In a July 1 letter to the waste water plant manager at CCI, the Central Valley Regional Water Quality Control Board authorized the resumption of recycled water delivery. The problem, according to Bill Sessa, a spokesperson for the California Department of Corrections and Rehabilitation, was that the computerized system that monitors the Title 22 pollution levels had to be upgraded.

“The portion that monitors water is done,” Sessa told Forde Files on July 16, and Tehachapi is receiving the prison’s recycled water.

The Tehachapi-Cummings County Water District sells and distributes the recycled CCI water to two customers, the Horse Thief Country Club in Stallion Springs and Tehachapi Sod Farm, but has no control over the source. District General Manager John Martin, frustrated with the state bureaucracy, said that as of July 14, the golf course was receiving 368,000 gallons a day – less than half the amount CCI agreed to provide. He speculated that the CCI waste water plant has to refill its ponds before pressure is sufficient to move all the water.

The sod farm is contractually a lower priority than the golf course. and is still in jeopardy. As of July 17, it was not receiving water, Martin said.

Martin said he noticed in February that CCI was using spread fields to dispose of recycled water in large quantities almost every day. While the water was being sprayed onto the ground, Horse Thief General Manager Kenn Arnecke and Dan Gibson, owner of Tehachapi Sod, were desperately trying to keep their businesses alive.

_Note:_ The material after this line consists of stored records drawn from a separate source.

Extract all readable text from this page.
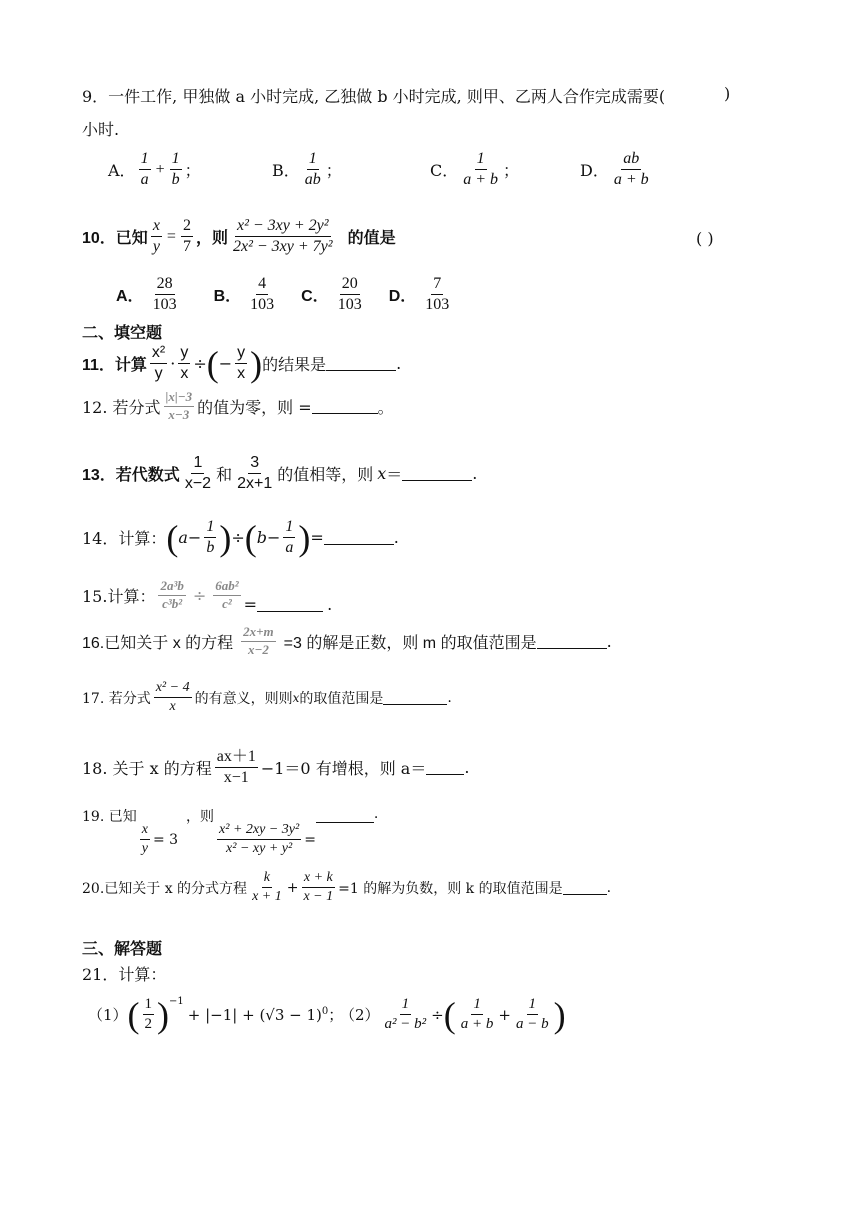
9．一件工作, 甲独做 a 小时完成, 乙独做 b 小时完成, 则甲、乙两人合作完成需要(	)
小时.
A． $\frac{1}{a} + \frac{1}{b}$ ；	B． $\frac{1}{ab}$ ；	C． $\frac{1}{a + b}$ ；	D． $\frac{ab}{a + b}$
10．已知 $\frac{x}{y} = \frac{2}{7}$ ，则 $\frac{\text{x² − 3xy + 2y²}}{\text{2x² − 3xy + 7y²}}$ 的值是	( )
A． $\frac{28}{103}$ B． $\frac{4}{103}$ C． $\frac{20}{103}$ D． $\frac{7}{103}$
二、填空题
11．计算 $\frac{\text{x²}}{y} \cdot \frac{y}{x}$ ÷ ( − $\frac{y}{x}$ ) 的结果是	.
12. 若分式 $\frac{|x|-3}{x-3}$ 的值为零，则 =	。
13．若代数式 $\frac{1}{x-2}$ 和 $\frac{3}{2x+1}$ 的值相等，则 x ＝	.
14．计算： ( $a - \frac{1}{b}$ ) ÷ ( $b - \frac{1}{a}$ ) =	.
15.计算： $\frac{\text{2a³b}}{\text{c³b²}} \div \frac{\text{6ab²}}{\text{c²}}$ =	.
16.已知关于 x 的方程 $\frac{2x+m}{x-2} =3$ 的解是正数，则 m 的取值范围是	.
17. 若分式 $\frac{\text{x² − 4}}{x}$ 的有意义，则则 x 的取值范围是	.
18. 关于 x 的方程 $\frac{ax+1}{x-1} -1=0$ 有增根，则 a＝ .
19. 已知
$\frac{x}{y} = 3$
，则
$\frac{\text{x² + 2xy − 3y²}}{\text{x² − xy + y²}}$ =
.
20.已知关于 x 的分式方程 $\frac{k}{x + 1} + \frac{x + k}{x - 1} =1$ 的解为负数，则 k 的取值范围是	.
三、解答题
21．计算：
（1） ( $\frac{1}{2} )^{-1}$
+ $|-1| + (√3 - 1)^0$ ；
$(2) \frac{1}{\text{a² − b²}}$ ÷ ( $\frac{1}{a + b} + \frac{1}{a - b}$ )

“We put all the resources we had left into the greens,” Arnecke said. “The only way I saved the course was to sacrifice part of the course. The fairways will come back.” Five years ago, Horse Thief owner Dan Neveau paid $500,000 to build a four-mile pipeline from the prison to the golf course. When CCI water is not available, the golf course and sod farm buy more expensive State Water Project water and, Arnecke said, struggle to pay bills.